Chinese state and party leader Xi Jinping will be back next week for the first time in seven years North Korea travel. This follows “at the invitation” of ruler Kim Jong-un, the Chinese state news agency Xinhua and the North Korean regime media announced on Friday. It is also Xi’s first trip abroad this year, having just received US President Donald Trump and Russian ruler Vladimir Putin in Beijing.
When Xi visits North Korea next Monday and Tuesday, this trip will also be seen as a Chinese reminder to Washington and especially Moscow that China, not only as the largest trading partner, has significant influence over the regime in Pyongyang. The Chinese Foreign Ministry reminded on Friday that it is the 65th anniversary of the military assistance treaty between China and North Korea.
At the same time it also stands Kim internationally less vulnerable than ever before. North Korea is no longer the country Xi last visited in 2019: At that time, Pyongyang’s talks with the USA failed and international sanctions were not lifted. Since then, Kim Jong-un has largely broken off relations with the West and is concentrating more than ever on China and especially Russia.
And with success: Since 2022, North Korea has been supporting Moscow with troops and ammunition in its war of aggression against Ukraine. In return, Putin has stopped pressuring the North Koreans to scale back their nuclear weapons program for two years. Rather, Moscow is blocking new UN sanctions and undermining existing ones. The proximity to Russia gives Kim some legroom when it comes to Beijing.
“Assert influence”
“China will try to use its influence to prevent unforeseen moves by North Korea, which has moved closer to Russia,” the South Korean newspaper “Chosun Ilbo” quoted diplomatic circles in Beijing as saying. At the same time, people in Beijing also remember that US President Donald Trump met with Kim in his first term in office without any closer involvement of North Korea’s neighboring countries.

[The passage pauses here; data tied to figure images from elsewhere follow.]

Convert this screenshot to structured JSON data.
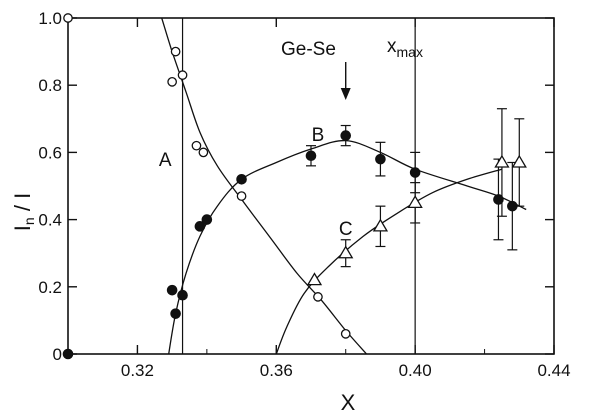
{
  "chart_data": {
    "type": "scatter",
    "title": "",
    "xlabel": "X",
    "ylabel": "I_n / I",
    "xlim": [
      0.3,
      0.44
    ],
    "ylim": [
      0.0,
      1.0
    ],
    "grid": false,
    "x_ticks": [
      0.32,
      0.36,
      0.4,
      0.44
    ],
    "x_tick_labels": [
      "0.32",
      "0.36",
      "0.40",
      "0.44"
    ],
    "y_ticks": [
      0.0,
      0.2,
      0.4,
      0.6,
      0.8,
      1.0
    ],
    "y_tick_labels": [
      "0",
      "0.2",
      "0.4",
      "0.6",
      "0.8",
      "1.0"
    ],
    "vertical_lines_x": [
      0.333,
      0.4
    ],
    "annotations": {
      "system": "Ge-Se",
      "xmax_label": "x",
      "xmax_subscript": "max",
      "xmax_x": 0.38
    },
    "series": [
      {
        "name": "A",
        "marker": "open-circle",
        "points": [
          {
            "x": 0.3,
            "y": 1.0
          },
          {
            "x": 0.331,
            "y": 0.9
          },
          {
            "x": 0.33,
            "y": 0.81
          },
          {
            "x": 0.333,
            "y": 0.83
          },
          {
            "x": 0.337,
            "y": 0.62
          },
          {
            "x": 0.339,
            "y": 0.6
          },
          {
            "x": 0.35,
            "y": 0.47
          },
          {
            "x": 0.372,
            "y": 0.17
          },
          {
            "x": 0.38,
            "y": 0.06
          }
        ],
        "curve": [
          [
            0.327,
            1.0
          ],
          [
            0.33,
            0.9
          ],
          [
            0.334,
            0.78
          ],
          [
            0.338,
            0.66
          ],
          [
            0.343,
            0.56
          ],
          [
            0.35,
            0.46
          ],
          [
            0.358,
            0.35
          ],
          [
            0.366,
            0.24
          ],
          [
            0.373,
            0.16
          ],
          [
            0.38,
            0.07
          ],
          [
            0.386,
            0.0
          ]
        ]
      },
      {
        "name": "B",
        "marker": "filled-circle",
        "points": [
          {
            "x": 0.3,
            "y": 0.0,
            "err": null
          },
          {
            "x": 0.33,
            "y": 0.19,
            "err": null
          },
          {
            "x": 0.331,
            "y": 0.12,
            "err": null
          },
          {
            "x": 0.333,
            "y": 0.175,
            "err": null
          },
          {
            "x": 0.338,
            "y": 0.38,
            "err": null
          },
          {
            "x": 0.34,
            "y": 0.4,
            "err": null
          },
          {
            "x": 0.35,
            "y": 0.52,
            "err": null
          },
          {
            "x": 0.37,
            "y": 0.59,
            "err": 0.03
          },
          {
            "x": 0.38,
            "y": 0.65,
            "err": 0.03
          },
          {
            "x": 0.39,
            "y": 0.58,
            "err": 0.05
          },
          {
            "x": 0.4,
            "y": 0.54,
            "err": 0.06
          },
          {
            "x": 0.424,
            "y": 0.46,
            "err": 0.12
          },
          {
            "x": 0.428,
            "y": 0.44,
            "err": 0.13
          }
        ],
        "curve": [
          [
            0.329,
            0.0
          ],
          [
            0.331,
            0.12
          ],
          [
            0.334,
            0.24
          ],
          [
            0.338,
            0.35
          ],
          [
            0.343,
            0.44
          ],
          [
            0.35,
            0.52
          ],
          [
            0.36,
            0.57
          ],
          [
            0.37,
            0.61
          ],
          [
            0.38,
            0.635
          ],
          [
            0.39,
            0.6
          ],
          [
            0.4,
            0.55
          ],
          [
            0.415,
            0.5
          ],
          [
            0.424,
            0.47
          ],
          [
            0.432,
            0.43
          ]
        ]
      },
      {
        "name": "C",
        "marker": "open-triangle",
        "points": [
          {
            "x": 0.371,
            "y": 0.22,
            "err": null
          },
          {
            "x": 0.38,
            "y": 0.3,
            "err": 0.04
          },
          {
            "x": 0.39,
            "y": 0.38,
            "err": 0.06
          },
          {
            "x": 0.4,
            "y": 0.45,
            "err": 0.06
          },
          {
            "x": 0.425,
            "y": 0.57,
            "err": 0.16
          },
          {
            "x": 0.43,
            "y": 0.57,
            "err": 0.13
          }
        ],
        "curve": [
          [
            0.36,
            0.0
          ],
          [
            0.363,
            0.08
          ],
          [
            0.368,
            0.18
          ],
          [
            0.375,
            0.26
          ],
          [
            0.385,
            0.35
          ],
          [
            0.395,
            0.42
          ],
          [
            0.405,
            0.48
          ],
          [
            0.415,
            0.52
          ],
          [
            0.425,
            0.55
          ]
        ]
      }
    ]
  }
}
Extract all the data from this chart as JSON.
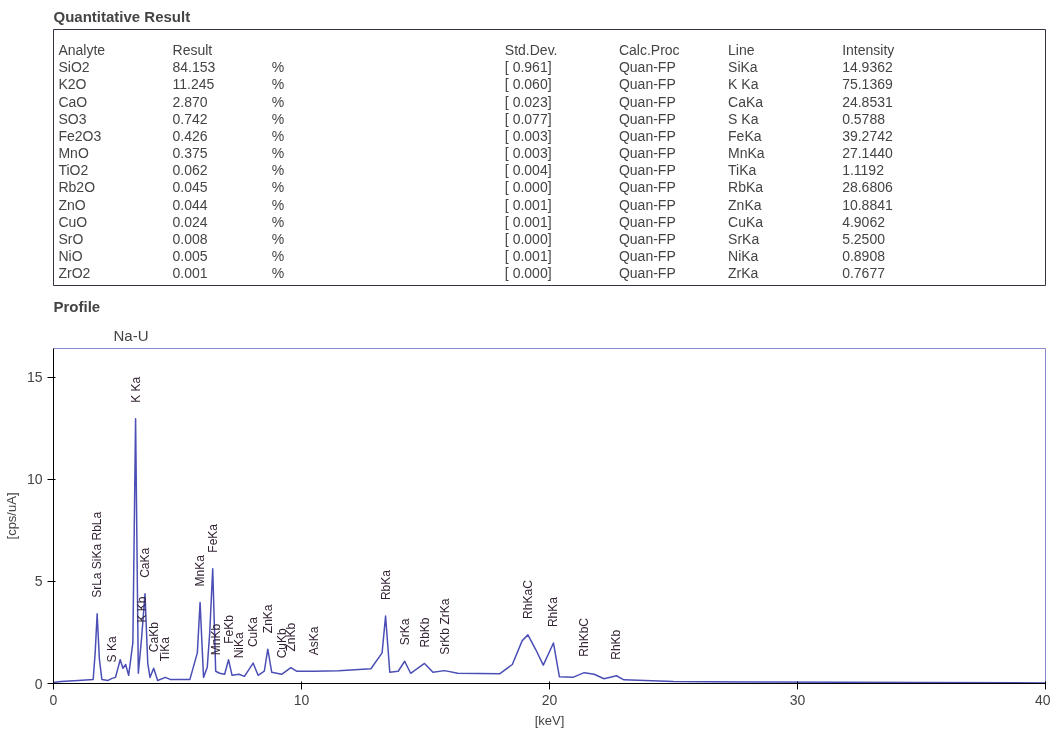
{
  "chart_data": [
    {
      "type": "other",
      "title": "Quantitative Result",
      "categories": [
        "Analyte",
        "Result",
        null,
        "Std.Dev.",
        "Calc.Proc",
        "Line",
        "Intensity"
      ],
      "annotations": [
        "SiO2",
        "84.153",
        "%",
        "[ 0.961]",
        "Quan-FP",
        "SiKa",
        "14.9362",
        "K2O",
        "11.245",
        "%",
        "[ 0.060]",
        "Quan-FP",
        "K Ka",
        "75.1369",
        "CaO",
        "2.870",
        "%",
        "[ 0.023]",
        "Quan-FP",
        "CaKa",
        "24.8531",
        "SO3",
        "0.742",
        "%",
        "[ 0.077]",
        "Quan-FP",
        "S Ka",
        "0.5788",
        "Fe2O3",
        "0.426",
        "%",
        "[ 0.003]",
        "Quan-FP",
        "FeKa",
        "39.2742",
        "MnO",
        "0.375",
        "%",
        "[ 0.003]",
        "Quan-FP",
        "MnKa",
        "27.1440",
        "TiO2",
        "0.062",
        "%",
        "[ 0.004]",
        "Quan-FP",
        "TiKa",
        "1.1192",
        "Rb2O",
        "0.045",
        "%",
        "[ 0.000]",
        "Quan-FP",
        "RbKa",
        "28.6806",
        "ZnO",
        "0.044",
        "%",
        "[ 0.001]",
        "Quan-FP",
        "ZnKa",
        "10.8841",
        "CuO",
        "0.024",
        "%",
        "[ 0.001]",
        "Quan-FP",
        "CuKa",
        "4.9062",
        "SrO",
        "0.008",
        "%",
        "[ 0.000]",
        "Quan-FP",
        "SrKa",
        "5.2500",
        "NiO",
        "0.005",
        "%",
        "[ 0.001]",
        "Quan-FP",
        "NiKa",
        "0.8908",
        "ZrO2",
        "0.001",
        "%",
        "[ 0.000]",
        "Quan-FP",
        "ZrKa",
        "0.7677"
      ]
    },
    {
      "type": "line",
      "title": "Profile",
      "subtitle": "Na-U",
      "ylabel": "[cps/uA]",
      "xlabel": "[keV]",
      "x": [
        0,
        0.3,
        1.0,
        1.6,
        1.68,
        1.76,
        1.85,
        1.95,
        2.2,
        2.36,
        2.5,
        2.69,
        2.8,
        2.91,
        3.03,
        3.2,
        3.31,
        3.42,
        3.55,
        3.69,
        3.8,
        3.89,
        4.04,
        4.2,
        4.51,
        4.7,
        5.5,
        5.8,
        5.91,
        6.05,
        6.2,
        6.3,
        6.42,
        6.54,
        6.7,
        6.9,
        7.06,
        7.2,
        7.48,
        7.7,
        8.05,
        8.25,
        8.5,
        8.64,
        8.8,
        9.2,
        9.57,
        9.8,
        10.5,
        11.5,
        12.8,
        13.25,
        13.39,
        13.56,
        13.9,
        14.16,
        14.4,
        14.96,
        15.3,
        15.77,
        16.3,
        18.0,
        18.5,
        18.9,
        19.13,
        19.45,
        19.75,
        20.16,
        20.4,
        20.94,
        21.4,
        21.8,
        22.2,
        22.7,
        23.0,
        25.0,
        28.0,
        35.0,
        40.0
      ],
      "series": [
        {
          "color": "#4b4fb5",
          "values": [
            0.05,
            0.1,
            0.15,
            0.2,
            1.5,
            3.41,
            1.2,
            0.2,
            0.15,
            0.25,
            0.3,
            1.16,
            0.75,
            0.93,
            0.4,
            2.0,
            12.96,
            0.5,
            2.2,
            4.39,
            1.0,
            0.3,
            0.75,
            0.15,
            0.3,
            0.2,
            0.2,
            1.5,
            3.97,
            0.3,
            0.8,
            2.5,
            5.62,
            0.6,
            0.5,
            0.45,
            1.16,
            0.4,
            0.45,
            0.35,
            1.0,
            0.4,
            0.6,
            1.68,
            0.55,
            0.45,
            0.78,
            0.6,
            0.6,
            0.63,
            0.72,
            1.5,
            3.3,
            0.55,
            0.6,
            1.09,
            0.5,
            0.98,
            0.55,
            0.63,
            0.5,
            0.48,
            0.93,
            2.1,
            2.38,
            1.65,
            0.9,
            1.98,
            0.33,
            0.3,
            0.53,
            0.45,
            0.23,
            0.38,
            0.18,
            0.1,
            0.07,
            0.05,
            0.03
          ]
        }
      ],
      "xlim": [
        0,
        40
      ],
      "ylim": [
        0,
        16.4
      ],
      "xticks": [
        0,
        10,
        20,
        30,
        40
      ],
      "yticks": [
        0,
        5,
        10,
        15
      ],
      "annotations": [
        {
          "text": "SrLa SiKa RbLa",
          "x": 1.76,
          "y": 3.41
        },
        {
          "text": "S Ka",
          "x": 2.36,
          "y": 0.25
        },
        {
          "text": "K Ka",
          "x": 3.31,
          "y": 12.96
        },
        {
          "text": "K Kb",
          "x": 3.55,
          "y": 2.2
        },
        {
          "text": "CaKa",
          "x": 3.69,
          "y": 4.39
        },
        {
          "text": "CaKb",
          "x": 4.04,
          "y": 0.75
        },
        {
          "text": "TiKa",
          "x": 4.51,
          "y": 0.3
        },
        {
          "text": "MnKa",
          "x": 5.91,
          "y": 3.97
        },
        {
          "text": "FeKa",
          "x": 6.42,
          "y": 5.62
        },
        {
          "text": "MnKb",
          "x": 6.54,
          "y": 0.6
        },
        {
          "text": "FeKb",
          "x": 7.06,
          "y": 1.16
        },
        {
          "text": "NiKa",
          "x": 7.48,
          "y": 0.45
        },
        {
          "text": "CuKa",
          "x": 8.05,
          "y": 1.0
        },
        {
          "text": "ZnKa",
          "x": 8.64,
          "y": 1.68
        },
        {
          "text": "CuKb",
          "x": 9.2,
          "y": 0.45
        },
        {
          "text": "ZnKb",
          "x": 9.57,
          "y": 0.78
        },
        {
          "text": "AsKa",
          "x": 10.5,
          "y": 0.6
        },
        {
          "text": "RbKa",
          "x": 13.39,
          "y": 3.3
        },
        {
          "text": "SrKa",
          "x": 14.16,
          "y": 1.09
        },
        {
          "text": "RbKb",
          "x": 14.96,
          "y": 0.98
        },
        {
          "text": "SrKb ZrKa",
          "x": 15.77,
          "y": 0.63
        },
        {
          "text": "RhKaC",
          "x": 19.13,
          "y": 2.38
        },
        {
          "text": "RhKa",
          "x": 20.16,
          "y": 1.98
        },
        {
          "text": "RhKbC",
          "x": 21.4,
          "y": 0.53
        },
        {
          "text": "RhKb",
          "x": 22.7,
          "y": 0.38
        }
      ]
    }
  ]
}
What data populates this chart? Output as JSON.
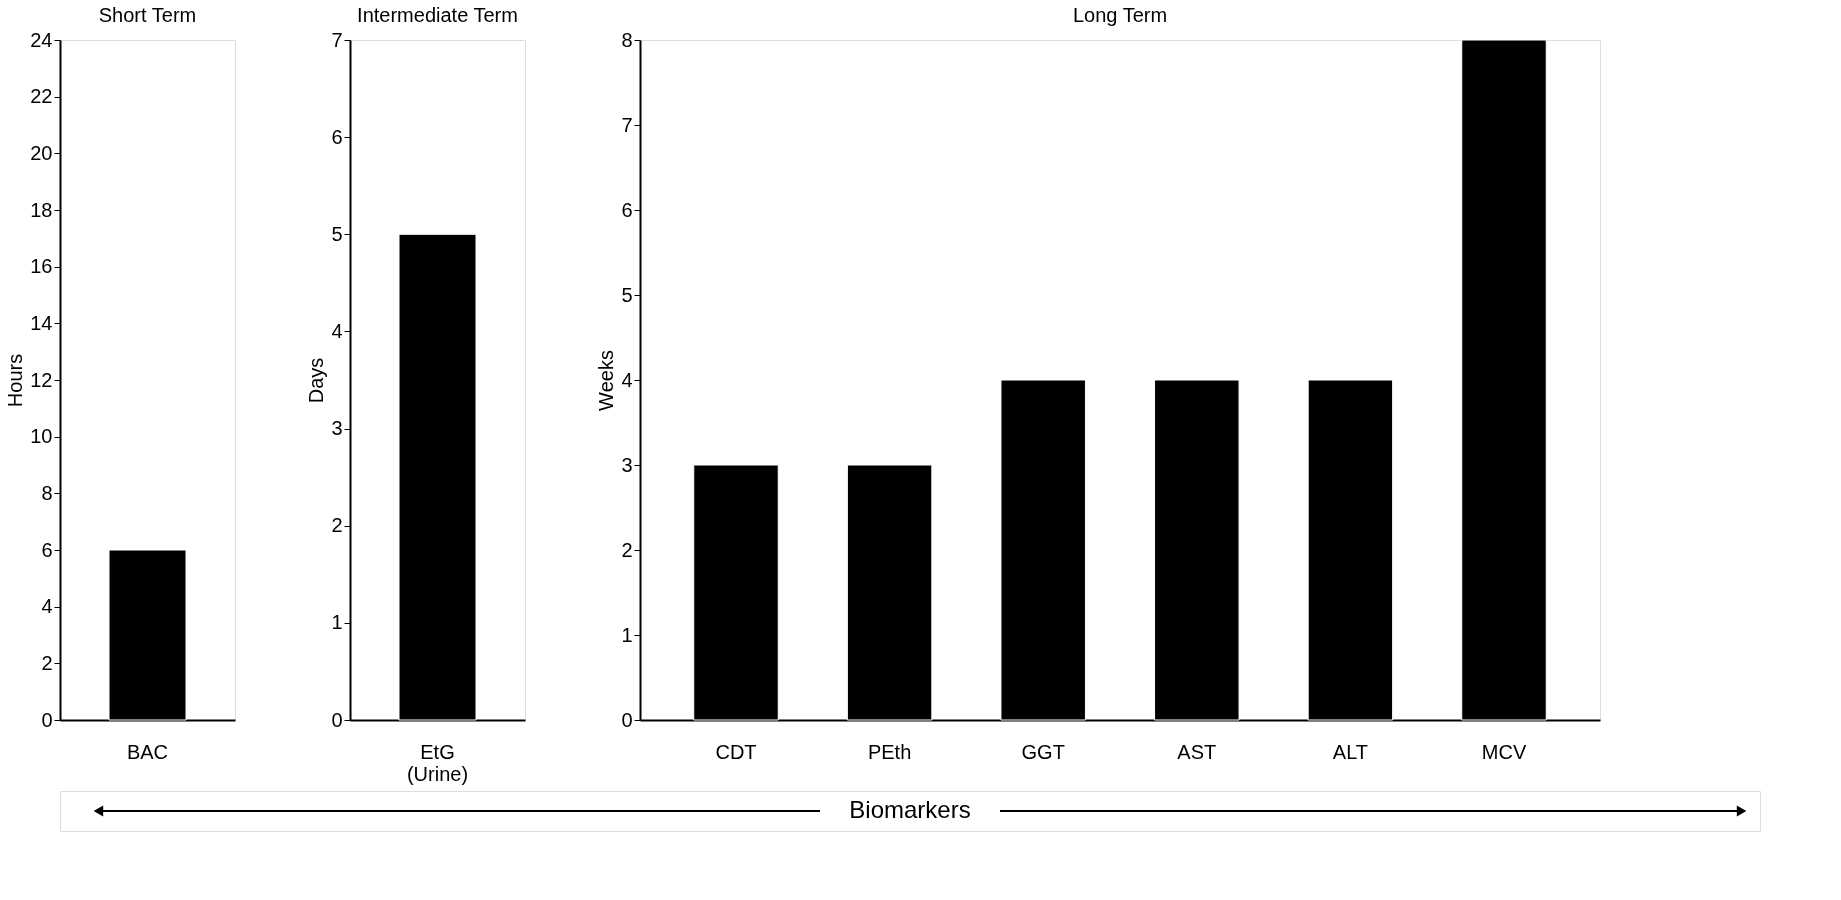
{
  "chart_data": [
    {
      "type": "bar",
      "title": "Short Term",
      "ylabel": "Hours",
      "categories": [
        "BAC"
      ],
      "values": [
        6
      ],
      "color": "#000000",
      "ylim": [
        0,
        24
      ],
      "yticks": [
        0,
        2,
        4,
        6,
        8,
        10,
        12,
        14,
        16,
        18,
        20,
        22,
        24
      ],
      "grid": false,
      "annotations": [
        "Biomarkers"
      ]
    },
    {
      "type": "bar",
      "title": "Intermediate Term",
      "ylabel": "Days",
      "categories": [
        "EtG\n(Urine)"
      ],
      "values": [
        5
      ],
      "color": "#000000",
      "ylim": [
        0,
        7
      ],
      "yticks": [
        0,
        1,
        2,
        3,
        4,
        5,
        6,
        7
      ],
      "grid": false
    },
    {
      "type": "bar",
      "title": "Long Term",
      "ylabel": "Weeks",
      "categories": [
        "CDT",
        "PEth",
        "GGT",
        "AST",
        "ALT",
        "MCV"
      ],
      "values": [
        3,
        3,
        4,
        4,
        4,
        8
      ],
      "color": "#000000",
      "ylim": [
        0,
        8
      ],
      "yticks": [
        0,
        1,
        2,
        3,
        4,
        5,
        6,
        7,
        8
      ],
      "grid": false
    }
  ]
}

In keeping with Xi’s planned visit to Pyongyang, North Korea’s state media distributed images on Thursday showing Kim Jong-un visiting a uranium enrichment plant amidst numerous centrifuges. Kim was quoted as saying that North Korea’s “production capacity for weapons-grade nuclear material” has “doubled” in the past five years. This follows the five-year plan for military modernization, especially of the nuclear forces, announced in 2021.
International recognition of its nuclear weapons program is a long-held goal of the North Korean regime. Beijing has now also scaled back its long-standing official support for the so-called denuclearization of the Korean peninsula, at least rhetorically. When Chinese Premier Li Qiang was in Pyongyang last year for the 80th anniversary celebrations of North Korea’s ruling party, the official Chinese media no longer mentioned the goal of denuclearizing Korea.
Beijing wants to avoid the image of a trilateral axis
Xi had already shown Putin and Kim at his side at a military parade in Beijing last September and also met Kim bilaterally. This marked a visible rapprochement after years of supposedly frosty relations between Beijing and Pyongyang. The time was marked by North Korea’s isolation during the corona pandemic and the growing rapprochement between Russia and North Korea. In 2024, Moscow and Pyongyang entered into a military alliance. Last month, North Korean soldiers marched alongside Russian troops in Moscow for the first time.
While experts say Beijing doesn’t exactly like this cooperation, it doesn’t threaten its core interests either. China wants to avoid the image of a trilateral Beijing-Moscow-Pyongyang axis, but shares a worldview that is directed against the West.
China’s economic relations with North Korea are now said to be back to pre-Corona levels. Beijing is by far North Korea’s most important trading partner. Nevertheless, North Korea has reduced its dependence on China by rapprochement with Russia.
Kim has leverage against China thanks to his strengthening alliance with Putin. The fact that, according to various reports, North Korea receives not only energy but also modern defense technology from Russia will not please China, which is trying to maintain peace and stability on its northeastern flank.
In this context, the South Korean government hopes that Xi will influence Kim to soften the regime’s tough stance towards South Korea. Beijing is expected to “play a constructive role” in Korean affairs, the Foreign Ministry in Seoul announced in an initial reaction to Xi’s trip.